Le nouveau ministre fut d'abord admirable d'énergie. Il parvint à faire voter, par une petite majorité, l'ensemble du projet.
Vint ensuite la période des amendements.
Un beau jour, Hellborn déclara au prince que, toute réflexion faite, le cens électoral avait été fixé beaucoup trop bas dans le projet primitif. Il proposait de l'élever à vingt-cinq florins. Il n'en parlait pas moins de justice, de liberté, d'égalité. Mais Hermann eut l'impression que ces mots, dont l'avocat avait vécu, auxquels il devait sa fortune et sa renommée, il les prononçait sans les sentir, peut-être sans les comprendre, et que ses croyances politiques étaient pour lui ce que sont les croyances religieuses pour beaucoup de gens du monde. Et la constatation de cette hypocrisie, aussi vile et plus funeste que l'autre, lui fut pénible.
Une autre fois, Hellborn expliqua au prince qu'on risque de tout perdre en voulant tout gagner, que les grands changements ne se font pas si vite; enfin, qu'il était d'avis que le tiers au moins de la Chambre des représentants fût nommé par le roi. Et, dans le cours de l'entretien, il affectait des airs d'homme supérieur, disait en souriant qu'il y a des injustices inévitables, qu'il faut bien en prendre son parti, que le peuple est un enfant incapable de se gouverner lui-même, qu'il suffit de l'amuser par des promesses, que d'ailleurs «tout cela durera bien autant que nous…» De ce jour, Hermann prit son ministre en horreur, profondément scandalisé d'entendre traiter, avec cette légèreté, par ce bourgeois repu, des questions où lui, prince, il mettait toute son âme.

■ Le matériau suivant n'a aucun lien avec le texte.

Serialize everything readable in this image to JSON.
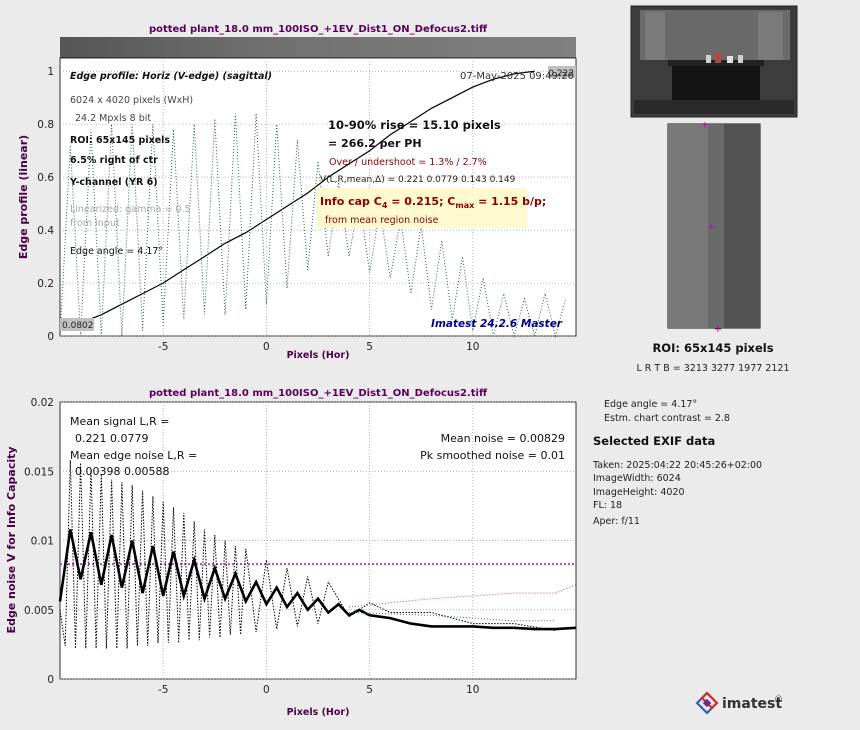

Ainsi, de jour en jour, Hellborn lâchait pied devant l'assemblée, accordait amendements sur amendements, ne laissait presque rien subsister du projet qu'il avait mission de soutenir. Et, cependant, il s'épanouissait de satisfaction dans son nouvel état, menait joyeuse vie, soupait beaucoup, avait pour maîtresse une comédienne «en vue».
Une vieille histoire, et fort banale.
Ce qui avait commencé la conversion de l'avocat démocrate, c'étaient les poignées de main des couloirs, la bonne grâce et presque la camaraderie des gentilshommes chefs de la droite, qu'il n'aurait jamais crus «si bons garçons». Toutefois, il avait eu, comme j'ai dit, des débuts énergiques; le parti conservateur s'était senti perdu, avait craint, s'il résistait, la dissolution de l'Assemblée et l'octroi direct d'une charte par le prince Hermann.
C'est alors qu'Hellborn avait reçu une invitation de la comtesse de Moellnitz, une des femmes les plus élégantes et les plus spirituelles de l'aristocratie de Marbourg.
Elle avait dit à son mari: «Laissez-moi faire.» Moellnitz la laissa faire jusqu'au bout.
Hellborn devint un des assidus de la maison. Il éprouvait une joie indicible à se frotter à toute la noblesse du royaume. Il appelait le comte «son cher ami».
Certain soir qu'il parlait de près, de tout près, à la comtesse dans le petit salon où elle se tenait d'ordinaire, il vit, par la glace sans tain, Moellnitz entrer dans le grand salon, le traverser, hésiter un instant et sortir d'un air indifférent.
Il fut persuadé que le comte ne les avait point aperçus. Car, de le soupçonner de complaisance, cela eût été pleinement absurde. Moellnitz était un parfait honnête homme et d'une bravoure éprouvée.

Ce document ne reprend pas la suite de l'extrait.